# Orvis Friday Film Fest



## fishmerf (Mar 28, 2008)

As some of you know, Sweetfeet and I like to chronicle many of our fishing excursions with the video camera. It has added to the excitement of our already exciting adventures.
This week we were recognized by Orvis on their Friday Film Festival. It was pretty cool to find our latest video posted on their blog. You can check it out from our website here: http://flatlanderflyfishing.com/?page_id=22

If you haven't been to the OrvisNews web pages, you should check them out. The Friday Films are always worth a gander.

Merf


----------



## bruceride (Aug 1, 2011)

This is the kind of publicity that could make something of you! 

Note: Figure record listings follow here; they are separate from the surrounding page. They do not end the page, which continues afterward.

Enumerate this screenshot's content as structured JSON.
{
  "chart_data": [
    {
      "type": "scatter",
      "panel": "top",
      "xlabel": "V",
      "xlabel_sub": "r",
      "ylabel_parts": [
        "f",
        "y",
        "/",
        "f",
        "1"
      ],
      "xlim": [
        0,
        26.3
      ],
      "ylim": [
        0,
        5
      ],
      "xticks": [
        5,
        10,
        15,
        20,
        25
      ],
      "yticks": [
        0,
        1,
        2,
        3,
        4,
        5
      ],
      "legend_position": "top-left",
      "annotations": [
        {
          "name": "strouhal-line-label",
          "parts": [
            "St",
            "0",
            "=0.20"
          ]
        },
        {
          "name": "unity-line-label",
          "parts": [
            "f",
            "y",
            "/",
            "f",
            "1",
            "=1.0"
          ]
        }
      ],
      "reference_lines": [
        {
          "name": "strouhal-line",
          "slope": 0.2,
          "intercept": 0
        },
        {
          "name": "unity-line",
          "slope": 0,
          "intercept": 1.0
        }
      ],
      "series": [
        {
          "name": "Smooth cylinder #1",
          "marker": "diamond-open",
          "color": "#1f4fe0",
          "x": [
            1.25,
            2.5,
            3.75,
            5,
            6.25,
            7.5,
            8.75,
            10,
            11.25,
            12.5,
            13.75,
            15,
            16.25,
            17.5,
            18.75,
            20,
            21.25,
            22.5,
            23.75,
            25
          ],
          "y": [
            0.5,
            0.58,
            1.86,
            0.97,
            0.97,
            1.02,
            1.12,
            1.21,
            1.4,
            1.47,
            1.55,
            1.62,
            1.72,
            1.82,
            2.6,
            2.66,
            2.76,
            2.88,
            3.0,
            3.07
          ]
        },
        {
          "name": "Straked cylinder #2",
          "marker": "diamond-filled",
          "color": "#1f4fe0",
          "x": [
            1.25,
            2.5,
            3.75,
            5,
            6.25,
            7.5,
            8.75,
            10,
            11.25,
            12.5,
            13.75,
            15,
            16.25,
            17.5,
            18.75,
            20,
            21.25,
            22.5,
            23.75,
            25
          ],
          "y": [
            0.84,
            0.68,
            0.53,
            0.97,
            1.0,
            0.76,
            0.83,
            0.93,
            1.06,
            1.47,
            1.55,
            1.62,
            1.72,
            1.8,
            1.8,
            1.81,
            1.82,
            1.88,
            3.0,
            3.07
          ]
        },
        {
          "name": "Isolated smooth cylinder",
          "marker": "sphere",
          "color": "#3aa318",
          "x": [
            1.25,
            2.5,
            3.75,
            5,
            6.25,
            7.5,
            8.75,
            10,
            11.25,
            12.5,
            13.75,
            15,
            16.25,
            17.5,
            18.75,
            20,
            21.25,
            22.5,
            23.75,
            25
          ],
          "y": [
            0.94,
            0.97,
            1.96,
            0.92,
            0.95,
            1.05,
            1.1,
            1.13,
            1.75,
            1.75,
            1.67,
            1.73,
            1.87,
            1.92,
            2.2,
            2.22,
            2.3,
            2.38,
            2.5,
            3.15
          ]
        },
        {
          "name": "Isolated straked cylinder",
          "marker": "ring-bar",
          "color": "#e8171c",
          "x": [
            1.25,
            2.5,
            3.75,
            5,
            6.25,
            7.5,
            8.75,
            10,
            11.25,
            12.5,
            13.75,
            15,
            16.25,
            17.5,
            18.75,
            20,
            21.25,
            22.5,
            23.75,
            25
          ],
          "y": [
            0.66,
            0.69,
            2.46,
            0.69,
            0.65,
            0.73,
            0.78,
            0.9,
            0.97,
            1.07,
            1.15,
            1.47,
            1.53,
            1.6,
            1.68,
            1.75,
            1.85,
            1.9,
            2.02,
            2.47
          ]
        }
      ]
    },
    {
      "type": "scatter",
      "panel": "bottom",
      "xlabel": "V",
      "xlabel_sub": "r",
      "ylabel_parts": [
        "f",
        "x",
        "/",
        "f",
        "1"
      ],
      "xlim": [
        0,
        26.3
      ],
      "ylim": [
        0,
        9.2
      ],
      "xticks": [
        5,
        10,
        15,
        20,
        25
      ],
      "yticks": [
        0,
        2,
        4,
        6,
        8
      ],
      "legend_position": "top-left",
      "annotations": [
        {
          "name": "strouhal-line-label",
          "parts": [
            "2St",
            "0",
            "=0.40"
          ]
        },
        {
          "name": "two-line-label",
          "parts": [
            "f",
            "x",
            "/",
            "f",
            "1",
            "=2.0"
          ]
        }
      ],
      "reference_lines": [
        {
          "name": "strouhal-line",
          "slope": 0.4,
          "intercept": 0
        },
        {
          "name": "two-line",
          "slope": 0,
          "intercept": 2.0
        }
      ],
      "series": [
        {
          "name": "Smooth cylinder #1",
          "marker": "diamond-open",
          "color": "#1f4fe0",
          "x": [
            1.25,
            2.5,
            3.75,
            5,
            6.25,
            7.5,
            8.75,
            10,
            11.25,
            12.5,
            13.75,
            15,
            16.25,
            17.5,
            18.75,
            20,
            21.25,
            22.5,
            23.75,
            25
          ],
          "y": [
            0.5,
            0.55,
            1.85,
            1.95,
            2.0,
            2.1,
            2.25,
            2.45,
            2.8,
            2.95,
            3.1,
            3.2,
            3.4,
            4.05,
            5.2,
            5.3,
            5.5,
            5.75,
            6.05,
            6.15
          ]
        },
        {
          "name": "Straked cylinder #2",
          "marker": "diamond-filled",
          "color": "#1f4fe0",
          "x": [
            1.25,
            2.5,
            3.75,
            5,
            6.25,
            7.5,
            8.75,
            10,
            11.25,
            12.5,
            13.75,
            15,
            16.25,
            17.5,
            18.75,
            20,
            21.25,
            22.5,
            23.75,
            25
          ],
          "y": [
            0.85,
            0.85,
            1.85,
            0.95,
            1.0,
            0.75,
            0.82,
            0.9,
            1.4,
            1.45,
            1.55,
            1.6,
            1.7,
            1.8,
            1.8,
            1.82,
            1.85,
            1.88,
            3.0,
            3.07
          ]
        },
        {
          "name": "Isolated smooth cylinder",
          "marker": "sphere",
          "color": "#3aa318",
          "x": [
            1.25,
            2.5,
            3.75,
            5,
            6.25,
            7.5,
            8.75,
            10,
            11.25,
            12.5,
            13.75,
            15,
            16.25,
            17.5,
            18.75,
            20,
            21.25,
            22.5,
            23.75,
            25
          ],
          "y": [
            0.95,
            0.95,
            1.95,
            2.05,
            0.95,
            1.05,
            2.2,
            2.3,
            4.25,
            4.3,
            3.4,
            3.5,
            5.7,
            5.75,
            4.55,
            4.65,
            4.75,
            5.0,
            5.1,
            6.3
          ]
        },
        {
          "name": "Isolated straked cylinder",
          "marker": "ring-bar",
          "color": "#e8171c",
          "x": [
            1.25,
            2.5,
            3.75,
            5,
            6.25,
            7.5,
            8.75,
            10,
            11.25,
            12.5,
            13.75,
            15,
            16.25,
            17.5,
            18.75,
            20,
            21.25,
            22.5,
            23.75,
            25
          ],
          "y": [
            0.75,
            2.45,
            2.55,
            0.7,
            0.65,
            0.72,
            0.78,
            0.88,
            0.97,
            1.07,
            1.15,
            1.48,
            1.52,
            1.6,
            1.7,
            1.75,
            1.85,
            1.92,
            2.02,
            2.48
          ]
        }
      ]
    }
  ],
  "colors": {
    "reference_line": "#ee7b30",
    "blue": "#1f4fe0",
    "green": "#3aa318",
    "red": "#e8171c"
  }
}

Great film, BTW, it was cool to see it on the Friday Film Fest.


----------



## TheCream (Mar 19, 2009)

In the First Trout of '12 video, was that guy fly fishing with a baitcaster?


----------



## sbreech (Jun 6, 2010)

TheCream said:


> In the First Trout of '12 video, was that guy fly fishing with a baitcaster?


 
That's pretty funny! I wonder how the balance is on a flyrod with that contraption on it.


----------



## fishmerf (Mar 28, 2008)

That was SweetFeet and he actually said it felt like an old push button zebco when he first put it on there. It made for some cool casting shots!


----------



## SweetFeet (Aug 7, 2006)

TheCream said:


> In the First Trout of '12 video, was that guy fly fishing with a baitcaster?


Funny...I look at the picture now and realize it does look a lot like a bait caster! Even funnier, I seem to cast better with it. I didn't nary lose one of Merf's flies the whole day!

Feels pretty cool to have our little movie featured by Orvis. But, it's really not a huge deal, I guess...over 500 films will be posted there a year. Some of the best ones come from Europe. Just gets me heeled to get back out and do some more fishing/filming.


----------